Solved – Two questions about Bonferroni adjustment

anovabonferronimultiple-comparisonspost-hocr

I have two questions about Bonferroni adjustments:

1). Can one use the Bonferroni method to compare independent groups? The reason why I ask this is it seems that many examples I've encountered discuss the Bonferroni method in the context of comparing dependent groups – for example, multiple comparisons after repeated measures ANOVA.

2). I created a set of simulated data (see code below for the reproducible dataset).

set.seed(123)
data<-data.frame(x=rep(letters[1:4], each=5), y=sort(rlnorm(20)))

Then, I used pairwise.t.test() and set p.adj="bonf" (see below) to test pairwise comparisons.

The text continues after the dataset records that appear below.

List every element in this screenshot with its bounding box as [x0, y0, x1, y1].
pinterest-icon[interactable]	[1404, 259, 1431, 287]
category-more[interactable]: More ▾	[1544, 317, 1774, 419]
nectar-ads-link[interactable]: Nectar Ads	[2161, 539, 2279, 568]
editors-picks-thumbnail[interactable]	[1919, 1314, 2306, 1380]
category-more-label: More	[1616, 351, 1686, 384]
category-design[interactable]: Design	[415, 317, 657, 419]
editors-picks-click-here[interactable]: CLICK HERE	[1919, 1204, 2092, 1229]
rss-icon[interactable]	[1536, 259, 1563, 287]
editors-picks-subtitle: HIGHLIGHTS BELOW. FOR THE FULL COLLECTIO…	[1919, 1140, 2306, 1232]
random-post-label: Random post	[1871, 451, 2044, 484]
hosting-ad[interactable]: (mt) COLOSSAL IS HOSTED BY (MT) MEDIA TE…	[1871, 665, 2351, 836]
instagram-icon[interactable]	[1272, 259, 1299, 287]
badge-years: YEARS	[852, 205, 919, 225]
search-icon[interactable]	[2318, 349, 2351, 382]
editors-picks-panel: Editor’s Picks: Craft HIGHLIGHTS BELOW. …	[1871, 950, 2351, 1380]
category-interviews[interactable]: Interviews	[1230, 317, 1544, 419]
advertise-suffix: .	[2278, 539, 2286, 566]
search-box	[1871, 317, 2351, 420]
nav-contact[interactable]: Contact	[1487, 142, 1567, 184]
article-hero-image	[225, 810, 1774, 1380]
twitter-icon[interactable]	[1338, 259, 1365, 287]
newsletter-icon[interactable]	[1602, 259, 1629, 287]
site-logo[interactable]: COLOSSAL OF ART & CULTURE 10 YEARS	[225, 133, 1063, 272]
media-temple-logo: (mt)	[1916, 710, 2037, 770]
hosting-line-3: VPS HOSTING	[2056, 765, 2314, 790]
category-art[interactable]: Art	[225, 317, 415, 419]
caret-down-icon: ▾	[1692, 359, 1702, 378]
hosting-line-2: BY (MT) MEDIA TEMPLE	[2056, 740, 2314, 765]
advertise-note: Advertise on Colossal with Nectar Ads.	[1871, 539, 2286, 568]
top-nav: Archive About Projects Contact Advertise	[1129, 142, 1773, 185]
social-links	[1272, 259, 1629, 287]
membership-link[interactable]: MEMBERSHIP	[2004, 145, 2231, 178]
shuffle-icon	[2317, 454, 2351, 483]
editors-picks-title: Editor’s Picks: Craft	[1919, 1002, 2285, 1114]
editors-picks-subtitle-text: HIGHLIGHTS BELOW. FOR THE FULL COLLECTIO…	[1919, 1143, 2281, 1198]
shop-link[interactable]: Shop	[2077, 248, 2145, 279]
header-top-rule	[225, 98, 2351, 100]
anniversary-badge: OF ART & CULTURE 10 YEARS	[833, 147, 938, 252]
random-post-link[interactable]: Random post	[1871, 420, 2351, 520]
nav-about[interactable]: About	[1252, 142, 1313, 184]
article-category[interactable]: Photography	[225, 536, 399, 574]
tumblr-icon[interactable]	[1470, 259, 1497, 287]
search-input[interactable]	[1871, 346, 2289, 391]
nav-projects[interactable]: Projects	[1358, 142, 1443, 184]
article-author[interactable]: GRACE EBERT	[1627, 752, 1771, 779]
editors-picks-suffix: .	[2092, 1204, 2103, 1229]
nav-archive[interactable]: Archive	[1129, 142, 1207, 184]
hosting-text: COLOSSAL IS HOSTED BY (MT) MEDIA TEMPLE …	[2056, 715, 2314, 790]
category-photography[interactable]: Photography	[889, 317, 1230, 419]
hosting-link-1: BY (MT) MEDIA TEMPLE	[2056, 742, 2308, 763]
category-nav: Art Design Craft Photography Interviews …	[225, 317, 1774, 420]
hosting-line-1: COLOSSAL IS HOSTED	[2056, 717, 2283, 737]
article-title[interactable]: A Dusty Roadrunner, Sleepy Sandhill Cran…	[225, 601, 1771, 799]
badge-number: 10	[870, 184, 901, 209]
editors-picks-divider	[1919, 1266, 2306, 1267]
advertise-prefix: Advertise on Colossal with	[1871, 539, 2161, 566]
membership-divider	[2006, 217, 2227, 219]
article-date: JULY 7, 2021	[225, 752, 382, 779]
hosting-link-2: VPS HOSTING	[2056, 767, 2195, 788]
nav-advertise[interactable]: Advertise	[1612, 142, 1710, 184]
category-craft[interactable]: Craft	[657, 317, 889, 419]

pairwise.t.test(x=data$y, g=data$x, p.adj="bonf") #see results below:

#  data:  data$y and data$x 
#    a       b       c      
#  b 1.00000 -       -      
#  c 0.38945 1.00000 -      
#  d 8.3e-06 3.5e-05 0.00031

# P value adjustment method: bonferroni 

However, these results are different from the results obtained by doing pairwise t-tests using t.test() and then adjusting for the p-values (see below)

t.test(y~x, data[data$x=="a" | data$x=="b",])$p.value*6
t.test(y~x, data[data$x=="a" | data$x=="c",])$p.value*6
t.test(y~x, data[data$x=="a" | data$x=="d",])$p.value*6
t.test(y~x, data[data$x=="b" | data$x=="c",])$p.value*6
t.test(y~x, data[data$x=="b" | data$x=="d",])$p.value*6
t.test(y~x, data[data$x=="c" | data$x=="d",])$p.value*6

The results are below:

# a vs. b = 0.0788128848           
# a vs. c = 0.0001770066           
# a vs. d = 0.0324680659
# b vs. c = 0.0137812904
# b vs. d = 0.0488036762
# c vs. d = 0.0970799045

These adjusted p-values are rather different from the ones obtained from individual t-tests. So I wonder why there are such big differences.

Best Answer

  1. Yes, one can use Bonferroni for independent groups.
  2. There is two issues. First issue. Your first results are correct ANOVA post-hoc results. The variance is estimated by pooling from all 4 groups and then this estimate is used in each of the pairwise tests. In your second results, you seem to estimate variance only from the two groups being currently compared. Second issue. In your second results, you're using not classic Student's t-test but its Welch's version which does not assume equal variances for the groups in the population.